In a previous study, Prof. Hana discovered an enzyme that pushes the embryonic stem cells to start differentiating through a biochemical process known as RNA methylation. Messenger RNA (mRNA) molecules, which contain the genetic instructions for building proteins, may undergo chemical changes that affect their function; One of the most common is methylation - adding a methyl group to a specific site on the RNA molecule. When the scientists disabled the activity of the Mettl3 enzyme in mouse embryos, methylation stopped, cell differentiation was inhibited - and the embryo died.

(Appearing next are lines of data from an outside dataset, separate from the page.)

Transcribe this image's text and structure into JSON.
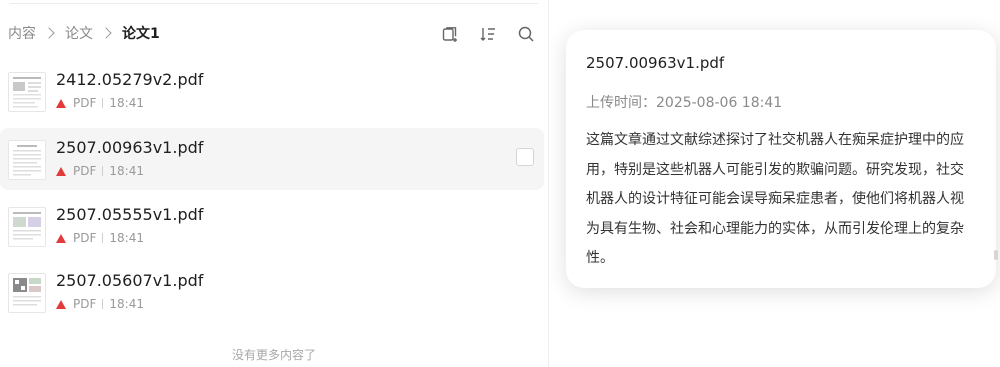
{
  "breadcrumb": {
    "items": [
      "内容",
      "论文",
      "论文1"
    ]
  },
  "toolbar": {
    "icons": [
      "new-folder-icon",
      "sort-icon",
      "search-icon"
    ]
  },
  "files": [
    {
      "name": "2412.05279v2.pdf",
      "type": "PDF",
      "time": "18:41"
    },
    {
      "name": "2507.00963v1.pdf",
      "type": "PDF",
      "time": "18:41"
    },
    {
      "name": "2507.05555v1.pdf",
      "type": "PDF",
      "time": "18:41"
    },
    {
      "name": "2507.05607v1.pdf",
      "type": "PDF",
      "time": "18:41"
    }
  ],
  "empty_note": "没有更多内容了",
  "popover": {
    "title": "2507.00963v1.pdf",
    "upload_time": "上传时间：2025-08-06 18:41",
    "summary": "这篇文章通过文献综述探讨了社交机器人在痴呆症护理中的应用，特别是这些机器人可能引发的欺骗问题。研究发现，社交机器人的设计特征可能会误导痴呆症患者，使他们将机器人视为具有生物、社会和心理能力的实体，从而引发伦理上的复杂性。"
  },
  "colors": {
    "pdf_accent": "#e23b3b",
    "hover_bg": "#f5f5f5"
  }
}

In the current study, Prof. Hana examined what happens when the Mettl3 enzyme is deactivated in adult stem cells. To this end, he collaborated with the laboratory of Prof. Lai Ding from the Irving Medical Center at Columbia University in New York. The researchers engineered mice so that it was possible to deactivate the enzyme activity in the blood system only. "When we disabled the activity of the enzyme, we saw that no more mature blood cells are formed, and the blood system weakens. One could think that something happened to the stem cells, but they continued to function normally, except for one change: they stopped differentiating", says Prof. Hana. Later, the researchers discovered the complete molecular mechanism: following the deactivation of the enzyme, the methylation stopped - and the levels of a protein known as Myc decreased greatly; When the researchers brought the protein levels back to normal - where the blood-forming cells were able to differentiate.
The discovery of the mechanism may make it possible to grow blood-forming stem cells in culture in quantities that will allow them to be used for bone marrow transplants in leukemia patients and other types of cancer. Growing blood-forming stem cells in the laboratory may also allow gene therapy by inserting genes into these cells before they are transplanted into the body. "Besides the improved ability to grow stem cells in culture, the findings raise the possibility of differentially attacking the blood system," says Prof. Hana. "To date, the vast majority of treatments, for example chemotherapy, have damaged the entire system - from the stem cell to the mature cells. On the other hand, an effect on the level of methylation in the blood system, can make it possible to kill the cancer cells, and also the healthy blood cells, of course, but without damaging the stem cells. After the elimination of the cancer cells, it will be possible to restore the ability of the stem cells to differentiate and resume blood production." There are already several companies on the market today that are trying to find methylation inhibitors for other reasons. This fact strengthens the possibility that the findings will form a basis for drug treatment of cancer in the future.